Concrètement, durant les six premiers mois du contrat de travail, l’employeur comme le travailleur pourront mettre fin à la collaboration moyennant un préavis d’une semaine, identique pour les deux parties. Cette règle s’appliquera de manière symétrique, précise le cabinet du ministre de l’Emploi David Clarinval dans un communiqué.
À l’issue de cette période d’essai, les règles classiques de préavis prévues par la législation du travail reprendront pleinement leurs droits.
Un levier pour l’emploi et le recrutement
Selon le ministre Clarinval, la réintroduction de la période d’essai constitue un outil clé pour stimuler l’emploi. Elle offrirait davantage d’opportunités aux jeunes à la recherche d’un premier emploi, tout en permettant aux entreprises, et en particulier aux PME, de recruter dans des conditions plus souples.

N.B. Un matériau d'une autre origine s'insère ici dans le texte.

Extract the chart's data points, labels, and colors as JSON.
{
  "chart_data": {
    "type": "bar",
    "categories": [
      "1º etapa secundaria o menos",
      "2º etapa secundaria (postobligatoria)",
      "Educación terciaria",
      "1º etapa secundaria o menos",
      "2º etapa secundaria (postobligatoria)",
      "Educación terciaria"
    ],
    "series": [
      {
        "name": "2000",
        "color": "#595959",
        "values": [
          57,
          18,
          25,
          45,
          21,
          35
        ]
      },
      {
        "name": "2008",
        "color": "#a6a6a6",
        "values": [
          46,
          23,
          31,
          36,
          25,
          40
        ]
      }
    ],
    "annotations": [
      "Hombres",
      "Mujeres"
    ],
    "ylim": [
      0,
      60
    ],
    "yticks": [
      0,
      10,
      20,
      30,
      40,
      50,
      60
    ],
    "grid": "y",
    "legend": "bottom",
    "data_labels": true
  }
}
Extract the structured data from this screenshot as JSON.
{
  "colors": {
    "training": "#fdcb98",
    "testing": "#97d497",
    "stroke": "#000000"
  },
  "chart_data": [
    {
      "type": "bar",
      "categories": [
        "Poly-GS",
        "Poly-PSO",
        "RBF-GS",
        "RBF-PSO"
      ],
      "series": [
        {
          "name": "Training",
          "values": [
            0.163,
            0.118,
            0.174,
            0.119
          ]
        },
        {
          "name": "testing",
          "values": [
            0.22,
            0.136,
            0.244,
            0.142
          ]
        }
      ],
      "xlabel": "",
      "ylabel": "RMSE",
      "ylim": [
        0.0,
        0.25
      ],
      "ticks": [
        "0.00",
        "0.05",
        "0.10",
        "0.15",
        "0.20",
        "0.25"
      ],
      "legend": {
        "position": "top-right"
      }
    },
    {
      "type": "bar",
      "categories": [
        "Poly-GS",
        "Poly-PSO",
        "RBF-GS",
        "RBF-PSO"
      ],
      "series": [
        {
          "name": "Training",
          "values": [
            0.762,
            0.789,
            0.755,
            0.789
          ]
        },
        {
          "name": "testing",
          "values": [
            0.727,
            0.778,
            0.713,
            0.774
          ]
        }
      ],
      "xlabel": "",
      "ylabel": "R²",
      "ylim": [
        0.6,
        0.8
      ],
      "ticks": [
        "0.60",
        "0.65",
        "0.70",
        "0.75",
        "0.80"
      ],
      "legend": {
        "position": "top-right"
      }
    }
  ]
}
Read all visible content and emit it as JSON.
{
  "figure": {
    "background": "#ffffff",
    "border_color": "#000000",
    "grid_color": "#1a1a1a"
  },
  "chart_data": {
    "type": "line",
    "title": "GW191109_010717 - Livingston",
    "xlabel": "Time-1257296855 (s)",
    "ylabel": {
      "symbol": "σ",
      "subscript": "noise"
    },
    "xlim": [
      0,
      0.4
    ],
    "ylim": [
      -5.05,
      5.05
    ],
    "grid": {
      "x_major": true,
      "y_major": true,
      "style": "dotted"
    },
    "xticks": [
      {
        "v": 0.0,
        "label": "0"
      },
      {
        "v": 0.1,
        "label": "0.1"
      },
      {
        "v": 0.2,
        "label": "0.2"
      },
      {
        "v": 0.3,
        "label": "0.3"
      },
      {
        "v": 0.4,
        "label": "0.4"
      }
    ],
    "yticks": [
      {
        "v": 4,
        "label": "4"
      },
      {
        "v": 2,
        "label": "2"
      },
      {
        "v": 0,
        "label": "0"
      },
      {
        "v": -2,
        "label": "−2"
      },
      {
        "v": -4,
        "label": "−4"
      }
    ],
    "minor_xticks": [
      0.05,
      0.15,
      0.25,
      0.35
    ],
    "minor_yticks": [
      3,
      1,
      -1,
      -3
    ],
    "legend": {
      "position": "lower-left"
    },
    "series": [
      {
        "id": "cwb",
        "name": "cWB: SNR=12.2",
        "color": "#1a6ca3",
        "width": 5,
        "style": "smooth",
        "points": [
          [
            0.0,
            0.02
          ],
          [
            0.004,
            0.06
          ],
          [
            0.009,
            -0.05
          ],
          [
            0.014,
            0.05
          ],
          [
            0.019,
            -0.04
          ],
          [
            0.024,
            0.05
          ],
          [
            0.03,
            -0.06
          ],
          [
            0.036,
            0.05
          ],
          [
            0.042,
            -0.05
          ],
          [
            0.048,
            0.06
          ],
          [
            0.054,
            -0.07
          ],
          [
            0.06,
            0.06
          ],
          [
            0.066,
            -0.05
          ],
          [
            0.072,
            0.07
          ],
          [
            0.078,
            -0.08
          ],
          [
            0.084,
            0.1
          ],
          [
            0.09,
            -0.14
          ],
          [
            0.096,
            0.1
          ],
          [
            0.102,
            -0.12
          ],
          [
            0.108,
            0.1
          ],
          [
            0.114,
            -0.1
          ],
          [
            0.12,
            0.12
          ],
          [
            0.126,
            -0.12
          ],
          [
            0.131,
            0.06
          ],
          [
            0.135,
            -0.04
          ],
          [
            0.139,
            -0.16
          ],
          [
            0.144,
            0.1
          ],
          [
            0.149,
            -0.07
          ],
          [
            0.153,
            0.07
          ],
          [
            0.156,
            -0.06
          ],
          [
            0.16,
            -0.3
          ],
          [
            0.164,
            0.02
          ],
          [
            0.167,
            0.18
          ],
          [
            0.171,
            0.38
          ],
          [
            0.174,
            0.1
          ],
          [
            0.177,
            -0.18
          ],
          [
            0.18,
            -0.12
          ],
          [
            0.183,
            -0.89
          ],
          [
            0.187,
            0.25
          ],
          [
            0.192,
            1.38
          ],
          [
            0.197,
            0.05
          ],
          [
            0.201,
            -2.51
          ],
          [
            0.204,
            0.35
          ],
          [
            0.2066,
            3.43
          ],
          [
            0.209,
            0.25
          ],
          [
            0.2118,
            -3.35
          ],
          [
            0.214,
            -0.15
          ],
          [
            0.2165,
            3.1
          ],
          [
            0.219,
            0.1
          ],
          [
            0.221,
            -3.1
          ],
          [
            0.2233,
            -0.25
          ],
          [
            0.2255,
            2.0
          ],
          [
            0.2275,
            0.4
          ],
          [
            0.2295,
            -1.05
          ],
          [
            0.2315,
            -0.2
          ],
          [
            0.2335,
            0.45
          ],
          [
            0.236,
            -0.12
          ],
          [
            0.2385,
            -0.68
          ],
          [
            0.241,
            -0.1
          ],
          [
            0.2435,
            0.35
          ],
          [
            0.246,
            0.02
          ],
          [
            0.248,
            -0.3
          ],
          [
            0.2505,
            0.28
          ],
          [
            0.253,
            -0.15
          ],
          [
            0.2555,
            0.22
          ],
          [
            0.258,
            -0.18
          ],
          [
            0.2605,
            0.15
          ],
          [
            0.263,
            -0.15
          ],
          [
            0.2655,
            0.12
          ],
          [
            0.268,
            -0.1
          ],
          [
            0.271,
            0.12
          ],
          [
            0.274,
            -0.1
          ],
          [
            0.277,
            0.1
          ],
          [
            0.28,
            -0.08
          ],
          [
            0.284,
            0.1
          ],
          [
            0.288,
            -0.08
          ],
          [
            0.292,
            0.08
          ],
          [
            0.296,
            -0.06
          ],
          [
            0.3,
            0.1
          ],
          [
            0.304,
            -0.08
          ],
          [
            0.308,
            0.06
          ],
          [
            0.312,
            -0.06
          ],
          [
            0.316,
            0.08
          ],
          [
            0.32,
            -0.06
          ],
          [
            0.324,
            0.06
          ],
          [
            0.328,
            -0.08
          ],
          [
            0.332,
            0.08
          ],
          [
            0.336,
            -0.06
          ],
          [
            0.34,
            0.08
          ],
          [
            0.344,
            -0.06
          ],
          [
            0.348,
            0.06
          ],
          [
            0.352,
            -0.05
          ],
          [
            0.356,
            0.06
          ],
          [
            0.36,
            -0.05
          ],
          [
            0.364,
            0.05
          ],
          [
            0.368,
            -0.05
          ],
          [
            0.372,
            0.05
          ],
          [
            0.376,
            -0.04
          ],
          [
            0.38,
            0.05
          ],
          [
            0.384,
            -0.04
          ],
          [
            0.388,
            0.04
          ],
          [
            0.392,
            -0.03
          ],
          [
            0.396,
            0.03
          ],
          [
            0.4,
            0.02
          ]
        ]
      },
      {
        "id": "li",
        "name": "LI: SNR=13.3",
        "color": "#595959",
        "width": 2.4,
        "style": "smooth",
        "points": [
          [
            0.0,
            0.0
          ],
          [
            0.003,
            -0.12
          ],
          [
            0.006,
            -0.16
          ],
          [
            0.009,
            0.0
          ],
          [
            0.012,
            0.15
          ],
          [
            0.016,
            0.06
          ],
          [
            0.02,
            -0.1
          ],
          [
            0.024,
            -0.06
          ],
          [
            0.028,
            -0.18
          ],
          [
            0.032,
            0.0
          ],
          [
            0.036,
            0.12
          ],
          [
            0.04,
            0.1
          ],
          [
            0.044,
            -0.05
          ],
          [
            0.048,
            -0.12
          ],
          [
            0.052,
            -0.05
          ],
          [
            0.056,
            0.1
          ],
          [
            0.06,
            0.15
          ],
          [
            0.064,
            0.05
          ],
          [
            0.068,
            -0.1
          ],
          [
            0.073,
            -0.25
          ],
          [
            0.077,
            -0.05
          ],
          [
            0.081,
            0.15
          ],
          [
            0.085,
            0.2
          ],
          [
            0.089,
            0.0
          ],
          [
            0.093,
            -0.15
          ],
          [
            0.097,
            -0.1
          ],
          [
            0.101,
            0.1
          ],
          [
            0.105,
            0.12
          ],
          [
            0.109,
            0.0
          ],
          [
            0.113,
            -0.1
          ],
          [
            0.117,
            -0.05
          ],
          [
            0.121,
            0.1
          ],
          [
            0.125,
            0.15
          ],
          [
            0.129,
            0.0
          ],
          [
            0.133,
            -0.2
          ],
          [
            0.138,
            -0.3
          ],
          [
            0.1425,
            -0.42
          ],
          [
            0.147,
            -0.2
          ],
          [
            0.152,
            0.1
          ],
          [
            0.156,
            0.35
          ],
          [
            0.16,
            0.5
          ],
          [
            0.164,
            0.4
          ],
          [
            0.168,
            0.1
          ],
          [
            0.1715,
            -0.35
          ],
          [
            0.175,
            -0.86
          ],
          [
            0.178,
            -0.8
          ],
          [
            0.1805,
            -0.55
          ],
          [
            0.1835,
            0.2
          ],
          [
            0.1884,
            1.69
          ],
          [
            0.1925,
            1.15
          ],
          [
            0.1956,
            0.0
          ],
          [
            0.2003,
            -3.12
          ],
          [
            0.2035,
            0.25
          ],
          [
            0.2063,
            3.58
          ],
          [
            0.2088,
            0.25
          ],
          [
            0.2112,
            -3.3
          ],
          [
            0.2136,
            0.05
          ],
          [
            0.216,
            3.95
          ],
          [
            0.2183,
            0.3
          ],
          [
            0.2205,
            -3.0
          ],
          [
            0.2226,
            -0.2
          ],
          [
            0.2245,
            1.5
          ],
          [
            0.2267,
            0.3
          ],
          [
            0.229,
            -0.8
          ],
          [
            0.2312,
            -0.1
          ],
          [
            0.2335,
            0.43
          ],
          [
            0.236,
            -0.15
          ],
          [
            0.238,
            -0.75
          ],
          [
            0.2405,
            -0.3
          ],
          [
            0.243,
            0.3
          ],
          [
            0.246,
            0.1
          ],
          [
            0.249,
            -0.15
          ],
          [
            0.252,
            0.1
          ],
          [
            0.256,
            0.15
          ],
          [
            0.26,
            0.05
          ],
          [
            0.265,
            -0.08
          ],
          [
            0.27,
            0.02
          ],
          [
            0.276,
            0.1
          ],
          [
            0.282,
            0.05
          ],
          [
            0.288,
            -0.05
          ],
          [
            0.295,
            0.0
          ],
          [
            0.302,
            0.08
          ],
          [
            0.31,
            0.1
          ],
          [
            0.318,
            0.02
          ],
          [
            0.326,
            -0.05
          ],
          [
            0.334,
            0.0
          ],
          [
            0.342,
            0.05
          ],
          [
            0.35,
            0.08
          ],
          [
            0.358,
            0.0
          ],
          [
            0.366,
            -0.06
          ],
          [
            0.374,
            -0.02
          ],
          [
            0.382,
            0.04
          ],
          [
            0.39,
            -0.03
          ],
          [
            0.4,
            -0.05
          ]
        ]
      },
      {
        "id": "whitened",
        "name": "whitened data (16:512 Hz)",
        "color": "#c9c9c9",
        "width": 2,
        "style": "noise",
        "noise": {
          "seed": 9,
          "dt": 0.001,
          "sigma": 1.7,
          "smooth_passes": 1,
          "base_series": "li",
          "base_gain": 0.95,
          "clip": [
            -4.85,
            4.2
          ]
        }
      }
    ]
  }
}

« Sans période d’essai, les décisions d’embauche sont plus lourdes et plus longues. Cette mesure est une bonne nouvelle pour les demandeurs d’emploi, les employeurs et la compétitivité de nos entreprises », souligne le ministre.
Une entrée en vigueur encore incertaine
La date exacte d’entrée en vigueur de la mesure n’est pas encore connue. Le printemps 2026 est actuellement évoqué. L’accord de gouvernement prévoyait une mise en œuvre au plus tard le 31 décembre 2025, après concertation avec les partenaires sociaux, un calendrier qui ne sera finalement pas respecté.
À noter que le retour de la période d’essai ne s’appliquera qu’aux contrats de travail conclus après l’entrée en vigueur de la réforme.